Teach your children about things on the Internet that concern you (such as pornography, violence and hate sites) and tell them to notify you immediately if they encounter such material.
Draw clear guidelines so that children know it is not acceptable to give out personal information, agree to meet in person, or send personal photographs to anyone they meet online. Make sure they know never to respond to messages containing offensive or threatening language and to check with you before entering an online area that has special charges.
Take advantage of your Internet service provider's parental controls. These controls can block access to certain Web pages, chat rooms, newsgroups and other Internet resources that are not fit for children.
Purchase blocking software for your computer. These programs block access to certain objectionable sites and prevent children from disclosing personal information on the Internet.
Be aware of the amount of time your children spend online and monitor them occasionally to make sure they're using the Internet safely.
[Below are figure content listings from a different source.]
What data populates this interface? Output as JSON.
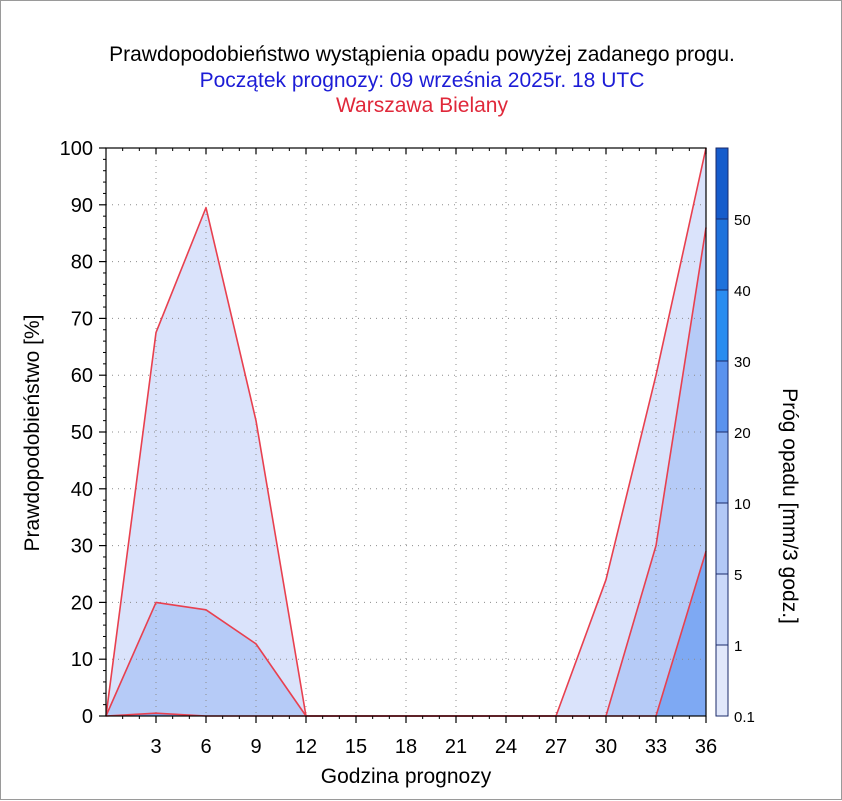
{
  "header": {
    "title": "Prawdopodobieństwo wystąpienia opadu powyżej zadanego progu.",
    "subtitle": "Początek prognozy: 09 września 2025r. 18 UTC",
    "station": "Warszawa Bielany"
  },
  "colors": {
    "title": "#000000",
    "subtitle": "#1c1cd6",
    "station": "#e0283a",
    "series_line": "#e8404f"
  },
  "chart_data": {
    "type": "area",
    "title": "Prawdopodobieństwo wystąpienia opadu powyżej zadanego progu.",
    "xlabel": "Godzina prognozy",
    "ylabel": "Prawdopodobieństwo [%]",
    "colorbar_label": "Próg opadu [mm/3 godz.]",
    "xlim": [
      0,
      36
    ],
    "ylim": [
      0,
      100
    ],
    "x_ticks": [
      3,
      6,
      9,
      12,
      15,
      18,
      21,
      24,
      27,
      30,
      33,
      36
    ],
    "x_tick_labels": [
      "3",
      "6",
      "9",
      "12",
      "15",
      "18",
      "21",
      "24",
      "27",
      "30",
      "33",
      "36"
    ],
    "y_ticks": [
      0,
      10,
      20,
      30,
      40,
      50,
      60,
      70,
      80,
      90,
      100
    ],
    "y_tick_labels": [
      "0",
      "10",
      "20",
      "30",
      "40",
      "50",
      "60",
      "70",
      "80",
      "90",
      "100"
    ],
    "grid": true,
    "x": [
      0,
      3,
      6,
      9,
      12,
      15,
      18,
      21,
      24,
      27,
      30,
      33,
      36
    ],
    "series": [
      {
        "threshold": 0.1,
        "color": "#dae3fb",
        "values": [
          0,
          67.5,
          89.5,
          52,
          0,
          0,
          0,
          0,
          0,
          0,
          24,
          60,
          100
        ]
      },
      {
        "threshold": 1,
        "color": "#b6cbf7",
        "values": [
          0,
          20,
          18.7,
          12.7,
          0,
          0,
          0,
          0,
          0,
          0,
          0,
          30,
          86
        ]
      },
      {
        "threshold": 5,
        "color": "#7ea9f3",
        "values": [
          0,
          0.5,
          0,
          0,
          0,
          0,
          0,
          0,
          0,
          0,
          0,
          0,
          29
        ]
      }
    ],
    "colorbar": {
      "levels": [
        0.1,
        1,
        5,
        10,
        20,
        30,
        40,
        50
      ],
      "labels": [
        "0.1",
        "1",
        "5",
        "10",
        "20",
        "30",
        "40",
        "50"
      ],
      "colors": [
        "#e1e8fb",
        "#cad8f9",
        "#b2c8f6",
        "#8cb0f2",
        "#5a92ee",
        "#2a8cf0",
        "#1f72dc",
        "#165ccc",
        "#0d3fae"
      ]
    }
  }
}
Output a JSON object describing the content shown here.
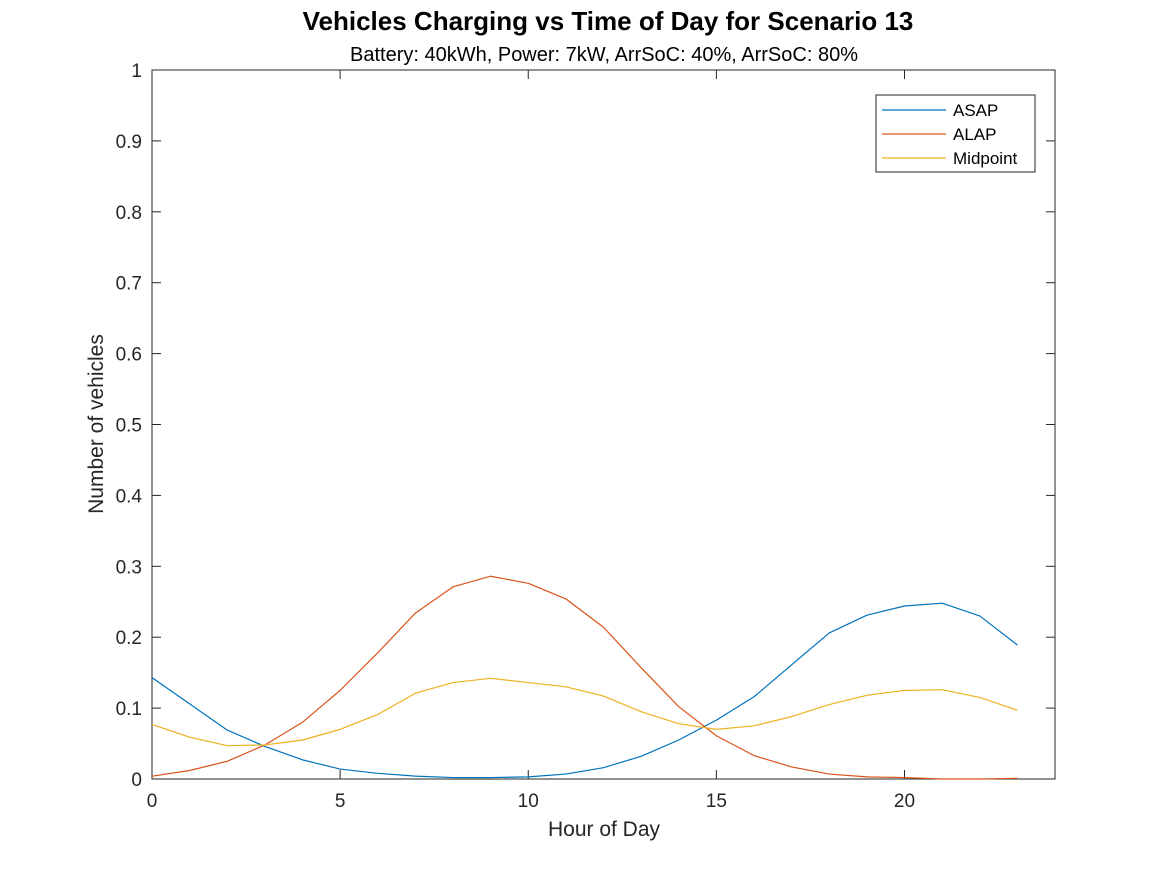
{
  "chart_data": {
    "type": "line",
    "title": "Vehicles Charging vs Time of Day for Scenario 13",
    "subtitle": "Battery: 40kWh, Power: 7kW, ArrSoC: 40%, ArrSoC: 80%",
    "xlabel": "Hour of Day",
    "ylabel": "Number of vehicles",
    "xlim": [
      0,
      24
    ],
    "ylim": [
      0,
      1
    ],
    "xticks": [
      0,
      5,
      10,
      15,
      20
    ],
    "xtick_labels": [
      "0",
      "5",
      "10",
      "15",
      "20"
    ],
    "yticks": [
      0,
      0.1,
      0.2,
      0.3,
      0.4,
      0.5,
      0.6,
      0.7,
      0.8,
      0.9,
      1
    ],
    "ytick_labels": [
      "0",
      "0.1",
      "0.2",
      "0.3",
      "0.4",
      "0.5",
      "0.6",
      "0.7",
      "0.8",
      "0.9",
      "1"
    ],
    "grid": false,
    "legend_position": "top-right",
    "x": [
      0,
      1,
      2,
      3,
      4,
      5,
      6,
      7,
      8,
      9,
      10,
      11,
      12,
      13,
      14,
      15,
      16,
      17,
      18,
      19,
      20,
      21,
      22,
      23
    ],
    "series": [
      {
        "name": "ASAP",
        "color": "#0072BD",
        "values": [
          0.143,
          0.106,
          0.069,
          0.046,
          0.027,
          0.014,
          0.008,
          0.004,
          0.002,
          0.002,
          0.003,
          0.007,
          0.016,
          0.032,
          0.055,
          0.083,
          0.116,
          0.161,
          0.206,
          0.231,
          0.244,
          0.248,
          0.23,
          0.189
        ]
      },
      {
        "name": "ALAP",
        "color": "#D95319",
        "values": [
          0.004,
          0.012,
          0.025,
          0.048,
          0.08,
          0.125,
          0.178,
          0.234,
          0.271,
          0.286,
          0.276,
          0.254,
          0.214,
          0.157,
          0.102,
          0.061,
          0.033,
          0.017,
          0.007,
          0.003,
          0.002,
          0.0,
          0.0,
          0.001
        ]
      },
      {
        "name": "Midpoint",
        "color": "#EDB120",
        "values": [
          0.077,
          0.059,
          0.047,
          0.048,
          0.055,
          0.07,
          0.091,
          0.121,
          0.136,
          0.142,
          0.136,
          0.13,
          0.117,
          0.095,
          0.078,
          0.07,
          0.075,
          0.088,
          0.105,
          0.118,
          0.125,
          0.126,
          0.115,
          0.097
        ]
      }
    ]
  }
}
Make sure that your child's school has an acceptable use policy (AUP) for Internet access and that student Internet use is monitored by adults.
If a friend of your child has home Internet access, discuss Internet safety and rules with the friend's parents and find out whether the children will be monitored while online.
If children act defensive or nervous when asked about Internet activities or when you walk into the room while they're online, this could indicate they're doing something dangerous or forbidden. (On the other hand, they could just be exchanging silly messages with their friends. Use your own judgment.) If your child receives threats or pornography via e-mail or other Internet messages, save the offensive message and contact the sender's Internet service provider and your local law enforcement agency.